Our last full day in Montpellier…a day for packing and cleaning. We’ve time to roam around the old city centre once more. It’s become a favourite place to wander and, even today, we discover streets and alleys that we haven’t visited yet.
Along one of these new-to-us alleys, we find some small restaurants and pick one, Le Prince de Minorque, with tables out in the alley, for lunch. It’s the last day, so we go for a couple of classics: Michèle takes Steak-Frites and I go for the Duck Confit Parmentière.
We select a bottle of Clos de Clapisses 2007, Vin du Pays Coteaux du Salagou, 12.5% ABV, produced by Bruno Peyre in Octon (60 kilometres east of Montpellier). It’s 100% Carignan, harvested by hand. Although growers cut its production by 2/3 over the past 20 years, Carignan still is the most planted grape variety in Languedoc. But it really gets no respect. It has very high yields, making a lot of very ordinary wine. With its deep colour and rustic tannins, winemakers traditionally use it as a blending grape. But some young winemakers are trying to rescue Carignan from the depths of contempt. This wine has aromas of red fruit (carbonic maceration), dried herbs (the Garrigue), and liquorice. Definite tannins but not aggressive. Good length. Excellent with both the steak and the duck. Keep up the good work, Bruno!
For dessert, two more classics: Crème Brûlée and melting chocolate cake. With two espressos, it’s a perfect final lunch.
Ah…and dinner? Dinner is with Bob and Nathalie at Les Vignes, also in the old city centre. The aperitif is at our apartment; it’s the L’Etincelle 2008 that we bought at Mas Cal Demoura. Delicious.
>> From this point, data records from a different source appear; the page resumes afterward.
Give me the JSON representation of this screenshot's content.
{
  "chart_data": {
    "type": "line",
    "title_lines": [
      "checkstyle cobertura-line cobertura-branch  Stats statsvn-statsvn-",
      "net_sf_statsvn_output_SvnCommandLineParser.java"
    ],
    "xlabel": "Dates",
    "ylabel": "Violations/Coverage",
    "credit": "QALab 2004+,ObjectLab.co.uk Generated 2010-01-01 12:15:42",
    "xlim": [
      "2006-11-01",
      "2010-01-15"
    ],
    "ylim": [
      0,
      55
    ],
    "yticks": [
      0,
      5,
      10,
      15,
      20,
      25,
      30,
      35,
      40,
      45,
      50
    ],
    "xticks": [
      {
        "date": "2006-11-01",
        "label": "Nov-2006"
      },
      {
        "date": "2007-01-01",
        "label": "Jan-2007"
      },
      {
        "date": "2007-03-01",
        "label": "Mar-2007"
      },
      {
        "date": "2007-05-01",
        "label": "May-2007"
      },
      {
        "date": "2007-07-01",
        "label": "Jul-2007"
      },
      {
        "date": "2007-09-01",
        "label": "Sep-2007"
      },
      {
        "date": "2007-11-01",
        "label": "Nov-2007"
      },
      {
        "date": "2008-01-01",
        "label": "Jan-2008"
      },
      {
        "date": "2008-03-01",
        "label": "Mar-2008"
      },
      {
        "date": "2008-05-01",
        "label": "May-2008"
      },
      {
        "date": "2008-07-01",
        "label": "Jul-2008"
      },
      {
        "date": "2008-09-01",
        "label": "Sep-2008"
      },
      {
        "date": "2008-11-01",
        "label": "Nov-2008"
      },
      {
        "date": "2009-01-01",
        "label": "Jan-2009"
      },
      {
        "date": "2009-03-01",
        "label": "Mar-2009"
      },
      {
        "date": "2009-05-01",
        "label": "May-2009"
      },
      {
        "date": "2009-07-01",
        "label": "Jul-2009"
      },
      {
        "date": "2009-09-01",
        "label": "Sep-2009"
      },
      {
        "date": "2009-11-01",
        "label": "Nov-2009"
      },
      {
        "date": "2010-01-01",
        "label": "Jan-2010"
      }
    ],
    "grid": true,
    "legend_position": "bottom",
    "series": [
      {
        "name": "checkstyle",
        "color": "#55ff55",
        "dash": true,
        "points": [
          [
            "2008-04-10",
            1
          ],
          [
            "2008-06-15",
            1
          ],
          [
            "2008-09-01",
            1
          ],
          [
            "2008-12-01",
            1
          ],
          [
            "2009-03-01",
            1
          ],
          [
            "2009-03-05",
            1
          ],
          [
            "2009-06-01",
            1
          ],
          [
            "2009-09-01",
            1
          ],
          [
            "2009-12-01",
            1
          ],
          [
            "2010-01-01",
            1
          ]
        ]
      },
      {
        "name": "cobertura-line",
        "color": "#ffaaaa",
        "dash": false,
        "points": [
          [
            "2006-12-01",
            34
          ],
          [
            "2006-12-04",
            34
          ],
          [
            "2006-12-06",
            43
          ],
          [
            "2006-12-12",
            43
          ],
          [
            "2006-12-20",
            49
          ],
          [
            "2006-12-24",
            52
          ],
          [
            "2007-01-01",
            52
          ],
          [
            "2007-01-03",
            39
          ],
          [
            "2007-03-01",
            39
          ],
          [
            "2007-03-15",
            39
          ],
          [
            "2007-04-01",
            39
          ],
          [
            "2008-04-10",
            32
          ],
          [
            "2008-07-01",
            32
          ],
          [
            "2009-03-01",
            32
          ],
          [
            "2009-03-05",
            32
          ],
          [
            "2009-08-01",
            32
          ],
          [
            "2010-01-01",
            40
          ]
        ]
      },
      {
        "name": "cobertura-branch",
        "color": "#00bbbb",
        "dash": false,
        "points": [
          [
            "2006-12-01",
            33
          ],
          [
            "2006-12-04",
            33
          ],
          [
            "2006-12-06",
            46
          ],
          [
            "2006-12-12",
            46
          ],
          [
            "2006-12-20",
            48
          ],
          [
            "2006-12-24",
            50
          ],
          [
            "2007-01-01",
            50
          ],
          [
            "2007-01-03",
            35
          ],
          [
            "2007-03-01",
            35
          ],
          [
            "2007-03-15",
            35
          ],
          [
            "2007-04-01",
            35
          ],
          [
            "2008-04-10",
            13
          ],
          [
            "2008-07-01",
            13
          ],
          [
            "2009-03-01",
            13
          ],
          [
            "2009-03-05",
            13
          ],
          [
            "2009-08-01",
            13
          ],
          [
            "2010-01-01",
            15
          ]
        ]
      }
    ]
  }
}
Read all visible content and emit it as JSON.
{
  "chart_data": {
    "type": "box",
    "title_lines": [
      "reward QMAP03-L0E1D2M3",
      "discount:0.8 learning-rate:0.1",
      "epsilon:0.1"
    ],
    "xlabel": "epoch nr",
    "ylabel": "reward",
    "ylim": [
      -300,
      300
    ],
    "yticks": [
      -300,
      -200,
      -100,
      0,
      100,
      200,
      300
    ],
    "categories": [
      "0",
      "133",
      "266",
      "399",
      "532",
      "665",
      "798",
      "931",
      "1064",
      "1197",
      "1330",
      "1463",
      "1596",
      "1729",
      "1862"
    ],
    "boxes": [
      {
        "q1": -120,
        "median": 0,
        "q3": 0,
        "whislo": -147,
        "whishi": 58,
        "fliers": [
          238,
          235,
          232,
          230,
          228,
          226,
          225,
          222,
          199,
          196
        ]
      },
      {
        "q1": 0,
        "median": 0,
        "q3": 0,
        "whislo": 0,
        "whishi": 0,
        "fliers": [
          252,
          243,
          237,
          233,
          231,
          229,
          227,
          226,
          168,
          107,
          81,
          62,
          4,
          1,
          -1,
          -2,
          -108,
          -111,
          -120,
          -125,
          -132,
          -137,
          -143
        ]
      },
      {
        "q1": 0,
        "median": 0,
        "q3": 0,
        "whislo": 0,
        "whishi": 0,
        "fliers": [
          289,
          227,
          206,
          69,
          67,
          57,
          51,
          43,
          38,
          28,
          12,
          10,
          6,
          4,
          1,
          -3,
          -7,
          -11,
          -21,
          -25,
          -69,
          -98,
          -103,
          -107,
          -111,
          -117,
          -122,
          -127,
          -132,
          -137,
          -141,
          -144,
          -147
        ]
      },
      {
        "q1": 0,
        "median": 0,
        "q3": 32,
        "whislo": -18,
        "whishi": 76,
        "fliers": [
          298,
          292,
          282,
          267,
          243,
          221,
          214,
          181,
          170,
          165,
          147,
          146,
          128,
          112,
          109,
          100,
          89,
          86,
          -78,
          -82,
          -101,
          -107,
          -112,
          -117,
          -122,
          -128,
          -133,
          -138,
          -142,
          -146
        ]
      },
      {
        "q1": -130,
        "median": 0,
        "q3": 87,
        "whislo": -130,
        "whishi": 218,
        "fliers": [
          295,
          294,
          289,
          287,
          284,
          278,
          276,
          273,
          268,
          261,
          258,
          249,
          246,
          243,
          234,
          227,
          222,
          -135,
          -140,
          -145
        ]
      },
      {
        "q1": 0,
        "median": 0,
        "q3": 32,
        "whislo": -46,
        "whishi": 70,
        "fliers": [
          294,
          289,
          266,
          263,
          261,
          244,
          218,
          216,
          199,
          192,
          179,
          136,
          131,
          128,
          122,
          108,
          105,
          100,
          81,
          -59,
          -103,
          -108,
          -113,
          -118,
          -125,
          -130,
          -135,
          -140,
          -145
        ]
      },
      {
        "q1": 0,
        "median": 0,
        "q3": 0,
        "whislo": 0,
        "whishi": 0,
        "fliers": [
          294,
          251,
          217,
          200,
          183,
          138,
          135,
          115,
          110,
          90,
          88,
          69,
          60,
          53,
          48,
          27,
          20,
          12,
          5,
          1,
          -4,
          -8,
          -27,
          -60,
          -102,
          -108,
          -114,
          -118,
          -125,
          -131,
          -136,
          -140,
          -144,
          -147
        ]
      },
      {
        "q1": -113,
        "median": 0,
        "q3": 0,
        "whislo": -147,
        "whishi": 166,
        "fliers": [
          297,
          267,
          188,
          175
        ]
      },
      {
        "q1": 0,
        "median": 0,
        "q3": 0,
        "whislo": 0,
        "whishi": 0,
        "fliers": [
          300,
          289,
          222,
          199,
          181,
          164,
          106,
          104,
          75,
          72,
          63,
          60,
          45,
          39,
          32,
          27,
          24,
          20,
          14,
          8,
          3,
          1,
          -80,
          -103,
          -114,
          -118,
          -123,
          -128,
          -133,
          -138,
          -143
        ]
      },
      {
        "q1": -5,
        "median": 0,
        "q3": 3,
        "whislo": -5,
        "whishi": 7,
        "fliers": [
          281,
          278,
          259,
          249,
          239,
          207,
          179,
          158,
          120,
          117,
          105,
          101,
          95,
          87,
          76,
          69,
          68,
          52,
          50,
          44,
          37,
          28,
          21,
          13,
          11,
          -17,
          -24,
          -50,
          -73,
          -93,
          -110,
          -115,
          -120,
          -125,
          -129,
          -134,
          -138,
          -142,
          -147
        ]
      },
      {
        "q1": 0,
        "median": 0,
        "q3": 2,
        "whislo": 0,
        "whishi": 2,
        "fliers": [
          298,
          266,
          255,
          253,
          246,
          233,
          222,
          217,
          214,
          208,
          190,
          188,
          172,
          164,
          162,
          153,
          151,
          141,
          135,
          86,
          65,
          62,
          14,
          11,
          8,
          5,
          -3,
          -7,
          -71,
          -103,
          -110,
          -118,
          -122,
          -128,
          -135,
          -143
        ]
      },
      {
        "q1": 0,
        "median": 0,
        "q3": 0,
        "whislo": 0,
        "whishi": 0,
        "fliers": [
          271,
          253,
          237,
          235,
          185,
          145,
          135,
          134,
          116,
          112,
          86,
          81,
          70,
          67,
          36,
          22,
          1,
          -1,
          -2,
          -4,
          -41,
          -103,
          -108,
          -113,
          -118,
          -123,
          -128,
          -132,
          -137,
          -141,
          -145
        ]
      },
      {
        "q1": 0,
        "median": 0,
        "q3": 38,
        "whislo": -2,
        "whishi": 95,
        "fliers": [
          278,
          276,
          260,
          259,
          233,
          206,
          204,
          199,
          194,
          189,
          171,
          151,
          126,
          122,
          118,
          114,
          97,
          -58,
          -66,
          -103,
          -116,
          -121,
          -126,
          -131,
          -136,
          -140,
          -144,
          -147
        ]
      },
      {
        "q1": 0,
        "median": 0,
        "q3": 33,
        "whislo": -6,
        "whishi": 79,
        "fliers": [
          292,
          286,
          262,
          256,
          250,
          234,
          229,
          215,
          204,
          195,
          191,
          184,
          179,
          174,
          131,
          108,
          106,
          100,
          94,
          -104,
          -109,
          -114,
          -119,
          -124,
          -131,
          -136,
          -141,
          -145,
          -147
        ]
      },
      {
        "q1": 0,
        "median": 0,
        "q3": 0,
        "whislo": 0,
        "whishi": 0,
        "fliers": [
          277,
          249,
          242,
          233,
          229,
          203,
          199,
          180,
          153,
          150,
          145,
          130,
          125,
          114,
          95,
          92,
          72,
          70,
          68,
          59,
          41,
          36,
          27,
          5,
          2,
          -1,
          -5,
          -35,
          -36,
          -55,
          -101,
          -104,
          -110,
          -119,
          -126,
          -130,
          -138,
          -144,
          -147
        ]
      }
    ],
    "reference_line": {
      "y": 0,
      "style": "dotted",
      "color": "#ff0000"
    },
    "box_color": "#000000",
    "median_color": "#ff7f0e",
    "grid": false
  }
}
At the restaurant, for appetizer we take foie gras and lobster raviolis. With these two appetizers I chose a Muscat Sec 2008, Vin de Pays D’Oc, 13.5% ABV, produced by Domaine de Valcyre Benezech in Valflaunès, 25 kilometres straight north of Montpellier. I’m usually pretty good (yet modest) with matching wine with food, and I like to stretch the envelope, but this wine doesn’t work at all. It turns out to be very dry, and I was expecting something at least a bit off-dry. (Yes, I know that “sec” means “dry”.) You know, you want the restaurant sommelier to steer you in a better direction but sometimes, you don’t ask, they don’t tell. It’s through our mistakes that we gain wisdom.
For the mains, most of us take the filet de Taureau de Camargue, with a thyme sauce and cèpes risotto. For a wine, I have a good idea but, this time, I ask the sommelier for some advice! Maybe there’s a hidden treasure on the list? She suggests Clos Sorian 2005, Coteaux de Languedoc, 13% ABV produced by Alain Martin in St-Bauzille-de-la-Sylve, 40 kilometres due west of Montpellier. A blend of Grenache and Syrah, it has aromas of blackberry, garrigue, sweet spices, and liquorice. Good acidity and soft tannins to balance the fruit. Great with the bull.
A marvellous end to a fantastic trip. Merci, Languedoc!
For photo highlights, go to http://www.facebook.com/album.php?aid=10627&id=100000148392134&l=ddc51dd8ba
P.S. Through our four weeks in Montpellier, it didn’t rain once (although the rain caught us one day outside of Montpellier). As our plane takes off to leave, the rain begins to fall. Montpellier gets 40 mm of rain that day.